Estudo etnográfico relaciona cidadania e construção do espaço público em BH
Pesquisa sobre educação urbana desenvolvida na Escola de Arquitetura analisou experiências de um bloco de carnaval na favela e a fruição de um parque por grupos do asfalto e do morro
Há quase dez anos, um grupo de moradores do Aglomerado da Serra, em Belo Horizonte, passou a questionar por que não havia um bloco de carnaval na favela. Vários deles participavam de blocos que saíam no “asfalto”, desde a explosão dessa prática na cidade, por volta de 2010, mas o movimento não chegou à comunidade. Daí surgiu, em 2014, o Bloco de Carnaval de Rua e de Favela Seu Vizinho, que reúne pessoas de dentro e de fora da comunidade. O desfile do bloco cresceu e já não cabe nas ruas estreitas do Aglomerado – é realizado nas cercanias, no bairro Santa Efigênia –, mas lá são promovidos pequenos cortejos que envolvem mais moradores e movimentam a economia local. As atividades do bloco extrapolam os desfiles e os cortejos: há oficinas de música e dança, biblioteca comunitária, projetos culturais e outras atividades para pessoas de todas as idades.
O Seu Vizinho chamou a atenção da arquiteta e filósofa Ana Paola Silva Alves, que sempre se incomodou com a conformação excludente da cidade e com o que ela considera uma certa apatia das pessoas com relação às questões urbanas. Em sua pesquisa de doutorado no Programa de Pós-graduação em Arquitetura e Urbanismo da UFMG, defendida no fim de 2021, Ana Paola analisa a relação entre experiência espacial e prática educadora em espaços públicos de Belo Horizonte, com foco na possibilidade de gerar transformações subjetivas e nos próprios espaços, com base no questionamento da concepção tecnocrática de cidade.
“Aprendemos com o [filósofo e sociólogo francês] Henri Lefèbvre e o [geógrafo britânico] David Harvey o conceito de direito à cidade, que deve ser construída coletivamente, não apenas por especialistas”, afirma Ana Paola. “A concepção urbana moderna, exacerbada pelo neoliberalismo, é baseada no cerceamento no uso da cidade. A aporofobia [aversão aos pobres] está materializada nos espaços públicos, na forma de obstáculos, por exemplo, para ocupação de bancos e calçadas sob marquises, entre outras barreiras, legais e simbólicas.”

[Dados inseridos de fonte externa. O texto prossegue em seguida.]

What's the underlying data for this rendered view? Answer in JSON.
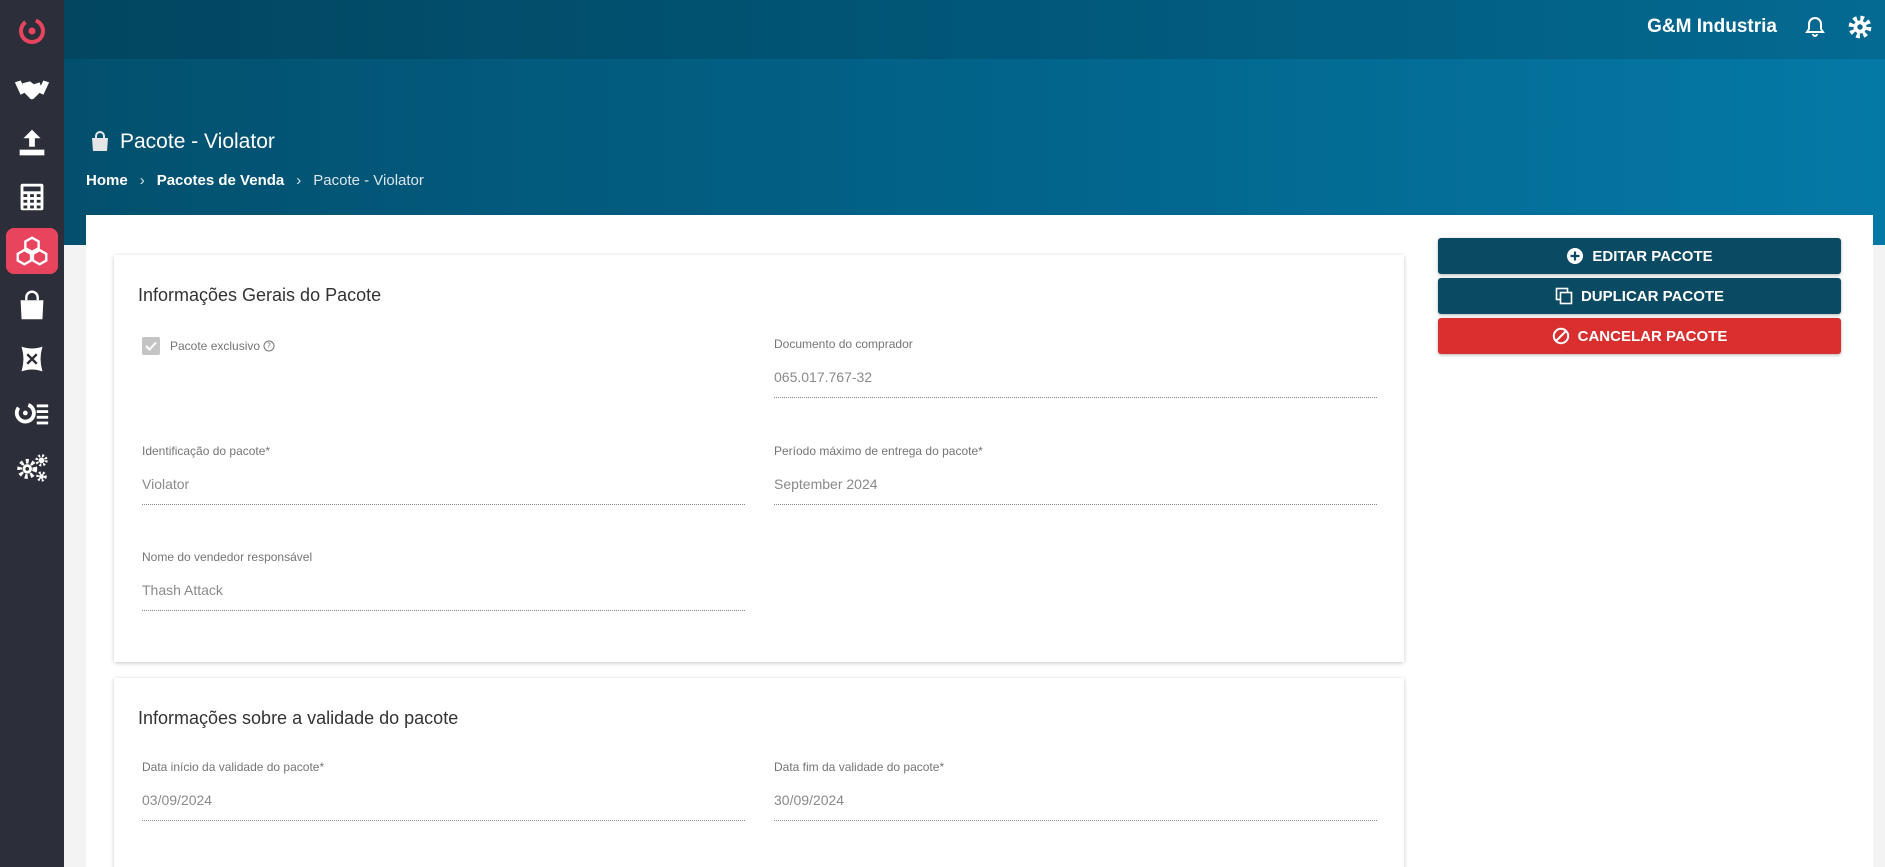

Com base em sua vivência no bloco Seu Vizinho – fruto de “proposta coletiva e democrática, que valoriza as singularidades e saberes da comunidade da favela” –, a pesquisadora ressalta que a experiência do Aglomerado da Serra é mais um capítulo do movimento espontâneo de apropriação inédita do espaço público desencadeado pela proibição, em 2009, durante a gestão de Marcio Lacerda na Prefeitura (2009-2016), de se utilizar a Praça da Estação para eventos de qualquer natureza. “O ‘resgate’ do carnaval dos blocos, que promovem a junção de festa e política, também é parte desse movimento”, afirma.
“As manifestações de ocupação e de reivindicação devem ser lidas pela administração municipal como subsídios para políticas públicas”, diz Ana Paola, que cita outros modos de apropriação coletiva dos espaços públicos, que recriam a cidade de maneiras não planejadas, como o Duelo de MCs, sob o viaduto de Santa Tereza, e os Hortelões (hortas comunitárias) da Lagoinha. Ela acrescenta que há medidas positivas da Prefeitura, como o fechamento de vias ou a redução da velocidade dos carros para abrir espaço para a população.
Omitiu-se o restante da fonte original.